C’è chi doveva stare zitto e chi invece avrebbe dovuto parlare. È il caso della direttrice generale dell’Unione Ciclistica Internazionale, Amina Lanaya, che si è lasciata andare su ardite strategie d’intelligence contro i bari nel ciclismo, e di tutte le componenti del ciclismo, che invece si sono fatte notare per il loro silenzio. Eccezion fatta per il pensiero a titolo personale di Gianni Bugno, perché dal “suo” CPA - il sindacato mondiale dei corridori - così come da tutti gli altri organismi mondiali che rappresentano, tutelano e danno voce ai Gruppi sportivi e organizzatori, il silenzio è suonato sinistro.
È stata chiaramente una nota stonata: per tutti. Sia per la direttrice generale che per le organizzazioni di categoria. Io, nel mio piccolo, la cosa non l’avevo fatta cadere, mettendo in evidenza su tuttobiciweb questa uscita infelice. Il Gianni Nazionale, anche. «Affermazioni così, da parte della Federazione internazionale, non sono piacevoli. Mettono un serio punto di domanda su tutto il sistema», ha detto senza tanti giri di parole il vincitore del Giro ’90.
Ma cosa aveva detto di tanto grave Nostra Signora del ciclismo Amina Lanaya? «Non credo che i controlli antidoping siano il principale strumento di lotta contro chi vuole imbrogliare - la dichiarazione al quotidiano Ouest-France -. Privilegerei l’intelligence e l’attività di investigazione. Sto per dire una cosa estrema: credo ci sia la necessità d’infiltrarsi. In gruppo, nelle squadre. E valutare la possibilità di pagare gli informatori. Giuridicamente possibile? È da vedere, ma è il solo modo di riuscirci e potrebbe avere un effetto dissuasivo».
Però, leggera. Detto questo, resta il però. Se questa teoria fosse uscita dalla penna o dalla bocca di un collega come Eugenio Capodacqua o Marco Bonarrigo, Cosimo Cito o Antonio Simeoli, se questo l’avessero scritto e pensato Gatti, Costa o Schiavon, apriti cielo! Si sarebbe gridato allo scandalo. Alla provocazione più assoluta da parte dei soliti giornalisti moralisti e beceri. Se poi quelli di Striscia la Notizia o delle Iene l’avessero fatto dire a qualche ex corridore pentito, non sarebbero mancate come da prassi le interpellanze parlamentari, oltre che le querele. Invece l’ha detto Nostra Signora del ciclismo e tutto si ignora.
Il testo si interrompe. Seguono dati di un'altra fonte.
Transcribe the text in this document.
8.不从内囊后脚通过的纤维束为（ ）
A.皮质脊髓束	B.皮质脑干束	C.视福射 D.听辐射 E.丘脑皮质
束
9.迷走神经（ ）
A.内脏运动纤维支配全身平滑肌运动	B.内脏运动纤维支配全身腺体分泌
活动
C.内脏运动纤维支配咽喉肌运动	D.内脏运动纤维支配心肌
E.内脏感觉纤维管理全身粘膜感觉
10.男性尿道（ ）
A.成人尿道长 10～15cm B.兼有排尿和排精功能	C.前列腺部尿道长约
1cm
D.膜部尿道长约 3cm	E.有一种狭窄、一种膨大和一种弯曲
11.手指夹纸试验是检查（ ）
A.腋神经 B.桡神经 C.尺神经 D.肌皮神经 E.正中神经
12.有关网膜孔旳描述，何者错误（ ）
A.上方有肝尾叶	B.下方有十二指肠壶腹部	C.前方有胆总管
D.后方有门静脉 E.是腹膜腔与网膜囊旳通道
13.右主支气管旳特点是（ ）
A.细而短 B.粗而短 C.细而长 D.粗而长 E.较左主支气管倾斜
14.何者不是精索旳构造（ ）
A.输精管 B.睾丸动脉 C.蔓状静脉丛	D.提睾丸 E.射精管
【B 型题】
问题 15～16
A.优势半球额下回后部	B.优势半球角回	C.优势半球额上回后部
Non male. Tutto molto bello, per dirla con Bruno Pizzul. Mi piacerebbe solo capire il perché di tale silenzio: perché è consigliabile fare finta di nulla o solo per il timore di mettersi in cattiva luce? Ah, saperlo… Nel dubbio, meglio un bel tacer che non fu mai scritto. Taci, il nemico ti ascolta…
AUGURI. Qualche giorno fa, il 27 gennaio, giorno della memoria, abbiamo festeggiato Ugo De Rosa, 88 anni portati con la leggerezza di un ragazzino, un maestro che va ancora in bottega con l’entusiasmo di sempre e di tanto in tanto, quando se la sente e quando ne ha voglia, prende ancora tra le mani la saldatrice a TIG per lavorare quella lega leggera che prende il nome di titanio. Poi è stata la volta di Ernesto Colnago, che lo sopravanza di due: il 9 febbraio saranno 90! Un traguardo tondo tondo, per un altro pezzo pregiato della nostra manifattura made in Italy. Gente che ci ha saputo fare, con le mani e con la testa: sia Ugo che l’Ernesto. Un anno lo compie invece il numero uno del ciclismo italiano: Cordiano Dagnoni. Il genetliaco è fissato per il 21 febbraio, per il primo anno di presidenza. L’ho incontrato e intervistato per tirare le fila di una stagione che speriamo possa proseguire spedita senza più intoppi, senza più patemi di sorta per questioni pandemiche e quant’altro. Facciamo gli auguri a Ugo e a Ernesto, a Cordiano ma anche a Elia Viviani, che ha fatto 33 in attesa di portare sull’altare la sua Elena. Un augurio è anche per tutti noi. Ce lo meritiamo, e che la bicicletta ci renda liberi.